Elio di Rupo est auditionné en ce moment même par la Commission chargée de désigner la ville qui sera Capitale européenne de la culture en 2015. On ne va pas revenir sur l’historique de cette désignation, car c’est bien d’une désignation et non pas d’une élection qu’il s’agit. Toute velléité de concurrence a été soigneusement tuée dans l’oeuf.
Sur son blog, Elio di Rupo dit se sentir un peu « comme un étudiant », plein d’appréhension à l’idée de présenter son dossier qu’il juge « de grande qualité », ce dont je ne doute pas un seul instant. La culture à Mons, et le Manège en particulier, ont la chance d’être copieusement arrosés de subsides dans un secteur où le manque de moyens est si criant pour l’essentiel des acteurs.
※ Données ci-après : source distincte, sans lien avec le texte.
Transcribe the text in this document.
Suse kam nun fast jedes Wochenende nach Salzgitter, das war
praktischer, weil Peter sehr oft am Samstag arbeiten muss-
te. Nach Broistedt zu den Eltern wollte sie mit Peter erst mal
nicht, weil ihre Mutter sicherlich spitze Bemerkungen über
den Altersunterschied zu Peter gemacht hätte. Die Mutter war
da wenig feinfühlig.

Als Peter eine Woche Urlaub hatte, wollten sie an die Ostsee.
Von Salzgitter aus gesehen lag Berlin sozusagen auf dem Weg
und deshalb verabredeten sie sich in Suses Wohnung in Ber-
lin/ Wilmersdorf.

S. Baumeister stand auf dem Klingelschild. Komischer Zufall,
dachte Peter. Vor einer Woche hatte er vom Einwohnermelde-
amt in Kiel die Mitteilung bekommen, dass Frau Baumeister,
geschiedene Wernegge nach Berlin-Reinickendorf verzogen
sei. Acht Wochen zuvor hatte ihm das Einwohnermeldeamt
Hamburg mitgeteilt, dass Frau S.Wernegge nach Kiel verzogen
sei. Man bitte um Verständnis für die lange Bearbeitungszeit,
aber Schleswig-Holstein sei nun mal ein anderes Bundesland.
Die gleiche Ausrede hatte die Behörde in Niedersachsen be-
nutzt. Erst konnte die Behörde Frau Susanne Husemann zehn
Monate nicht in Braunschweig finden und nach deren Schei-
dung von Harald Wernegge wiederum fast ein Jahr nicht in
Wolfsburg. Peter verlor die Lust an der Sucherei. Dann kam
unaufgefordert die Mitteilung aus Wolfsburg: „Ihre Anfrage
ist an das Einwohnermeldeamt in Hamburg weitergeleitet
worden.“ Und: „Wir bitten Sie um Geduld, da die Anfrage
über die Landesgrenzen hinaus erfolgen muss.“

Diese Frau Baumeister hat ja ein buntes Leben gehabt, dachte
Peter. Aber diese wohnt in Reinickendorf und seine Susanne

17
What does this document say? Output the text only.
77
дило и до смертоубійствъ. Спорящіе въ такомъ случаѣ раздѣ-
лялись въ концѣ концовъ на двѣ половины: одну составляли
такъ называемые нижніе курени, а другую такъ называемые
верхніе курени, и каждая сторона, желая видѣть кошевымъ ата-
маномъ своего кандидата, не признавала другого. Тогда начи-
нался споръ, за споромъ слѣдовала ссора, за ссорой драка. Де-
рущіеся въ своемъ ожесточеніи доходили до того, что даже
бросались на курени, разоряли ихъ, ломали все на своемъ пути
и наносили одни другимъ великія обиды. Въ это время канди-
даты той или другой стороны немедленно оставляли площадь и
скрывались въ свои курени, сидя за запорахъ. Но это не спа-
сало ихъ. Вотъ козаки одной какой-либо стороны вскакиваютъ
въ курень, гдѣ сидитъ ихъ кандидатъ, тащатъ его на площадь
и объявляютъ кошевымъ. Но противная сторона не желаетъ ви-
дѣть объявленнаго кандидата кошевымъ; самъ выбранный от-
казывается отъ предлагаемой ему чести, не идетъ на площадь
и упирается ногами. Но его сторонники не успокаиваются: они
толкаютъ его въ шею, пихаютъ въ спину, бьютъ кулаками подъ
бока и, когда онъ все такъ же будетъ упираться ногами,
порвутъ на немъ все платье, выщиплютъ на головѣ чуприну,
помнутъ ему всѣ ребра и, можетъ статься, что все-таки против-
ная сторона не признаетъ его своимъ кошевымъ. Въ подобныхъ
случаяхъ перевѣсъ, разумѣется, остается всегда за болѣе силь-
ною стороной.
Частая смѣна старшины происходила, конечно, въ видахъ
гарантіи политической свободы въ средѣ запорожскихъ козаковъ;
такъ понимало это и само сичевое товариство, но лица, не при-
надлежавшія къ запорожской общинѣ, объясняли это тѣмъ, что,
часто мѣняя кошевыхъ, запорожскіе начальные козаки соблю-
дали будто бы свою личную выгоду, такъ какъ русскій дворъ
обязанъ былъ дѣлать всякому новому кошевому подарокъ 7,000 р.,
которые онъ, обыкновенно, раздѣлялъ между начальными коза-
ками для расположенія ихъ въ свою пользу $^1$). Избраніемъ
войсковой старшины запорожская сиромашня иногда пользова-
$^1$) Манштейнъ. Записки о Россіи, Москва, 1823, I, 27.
Tout est si bien cadenassé qu’il est un peu facile de faire état d’un stress, fantoche en tout état de cause puisque l’issue de cette audition ne fait pas l’ombre d’un doute. Lorsque M. di Rupo affirme que « tout plaide pour Mons » et que « tout se joue maintenant », j’ai bien envie de lui rétorquer que, bien davantage, « tout l’exige » et « rien n’est plus à jouer ».
Alors, trêve de fausse modestie. Que Mons 2015 se déroule pour le mieux, c’est tout ce que je peux souhaiter, mais de grâce, évitons un triomphalisme de mauvais aloi. « À vaincre sans péril, on triomphe sans gloire ».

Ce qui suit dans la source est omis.